My brother Juan had for long insisted that we should put it out (when I say for long I mean decades since we were in California) and I always found a new one in the wagon train of ‘priorities’ you can turn your life into. We even played with different formats that went nowhere. Well, the time to summarize, package and tie loose ends is rapidly approaching, would not like to leave loose ends hanging. Time to take care of business.
The production by Alta is top as always and Juan’s illustrations for the cover and the first of the two poems capture the essence of the book. One thing that we could not have done back then and maybe actually make our procrastination a blessing in disguise is that now it was possible to have JRocket, my daughter, illustrate the second of the two poems, Epílogo, actually the first one I wrote all those decades ago in Stony Brook. She did a great dark job of it.
I added for good measure a monologue that I wrote as a separate project many years later when we arrived in Gainesville. And after running into the hallucinatory Lunar Caustic, by Lowery. Again, had we done this earlier it would have appeared without this piece that I think is a pretty good coda to the two poems unit.

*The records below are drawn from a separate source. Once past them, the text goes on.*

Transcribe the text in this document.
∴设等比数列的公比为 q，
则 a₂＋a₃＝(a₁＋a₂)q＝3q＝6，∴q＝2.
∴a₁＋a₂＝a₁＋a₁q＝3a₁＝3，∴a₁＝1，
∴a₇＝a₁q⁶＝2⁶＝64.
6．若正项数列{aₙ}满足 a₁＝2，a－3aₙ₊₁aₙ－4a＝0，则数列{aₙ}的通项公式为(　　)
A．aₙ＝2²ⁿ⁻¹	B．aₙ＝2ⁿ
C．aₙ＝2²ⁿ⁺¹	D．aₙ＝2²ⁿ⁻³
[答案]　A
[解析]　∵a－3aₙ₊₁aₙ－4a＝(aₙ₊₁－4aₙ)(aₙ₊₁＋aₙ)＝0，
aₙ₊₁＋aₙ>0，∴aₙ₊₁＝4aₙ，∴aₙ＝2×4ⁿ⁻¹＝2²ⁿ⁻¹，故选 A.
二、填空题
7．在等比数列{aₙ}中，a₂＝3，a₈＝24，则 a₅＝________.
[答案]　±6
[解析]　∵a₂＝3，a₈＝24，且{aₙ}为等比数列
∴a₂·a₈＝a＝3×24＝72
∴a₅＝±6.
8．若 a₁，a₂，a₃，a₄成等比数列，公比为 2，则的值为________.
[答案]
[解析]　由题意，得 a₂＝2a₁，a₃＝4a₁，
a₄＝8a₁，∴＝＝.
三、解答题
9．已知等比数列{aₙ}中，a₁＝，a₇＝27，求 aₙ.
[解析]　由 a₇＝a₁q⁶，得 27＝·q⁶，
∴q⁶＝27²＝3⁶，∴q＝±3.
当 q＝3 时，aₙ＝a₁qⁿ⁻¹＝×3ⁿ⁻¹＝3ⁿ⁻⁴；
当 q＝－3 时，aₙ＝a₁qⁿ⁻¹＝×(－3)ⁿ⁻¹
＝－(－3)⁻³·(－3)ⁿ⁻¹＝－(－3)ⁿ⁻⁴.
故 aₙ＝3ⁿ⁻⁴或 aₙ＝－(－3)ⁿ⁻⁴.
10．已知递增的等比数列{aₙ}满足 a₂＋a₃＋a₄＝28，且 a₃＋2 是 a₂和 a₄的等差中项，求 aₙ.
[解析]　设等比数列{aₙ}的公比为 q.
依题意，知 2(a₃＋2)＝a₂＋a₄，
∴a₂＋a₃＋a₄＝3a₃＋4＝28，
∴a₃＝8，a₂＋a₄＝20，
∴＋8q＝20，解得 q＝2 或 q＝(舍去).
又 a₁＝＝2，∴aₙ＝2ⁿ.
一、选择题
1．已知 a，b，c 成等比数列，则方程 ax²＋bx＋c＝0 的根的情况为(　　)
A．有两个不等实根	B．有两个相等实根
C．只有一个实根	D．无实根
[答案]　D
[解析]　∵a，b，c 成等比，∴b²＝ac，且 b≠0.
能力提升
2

I think that the textual collage experiment still holds pretty well and it is passing the ‘prueba del tiempo’. I had put the text aside time ago when I was still quite enthusiastic about the iconoclastic young poet attitude, before I desisted of the whole young poet trip and became a baker turned small business owner turned coding enthusiast. While editing now, I was looking at the technical aspect of the whole project and it is now that the job is finished that I can sit and read it as a finished article. And was pleasantly surprised that it seems to me that the piece can still stand on its own.
Contrary to last year’s book, this one we considered was not a good candidate to be part of our Christmas morning gift packages. We will leave it out and I will share it with individuals that I think would be interested.
Now, on to close the ‘narratives’ chapter and then take to the road to pay my last respects and final good-bys to old friends I have not seen for way too long.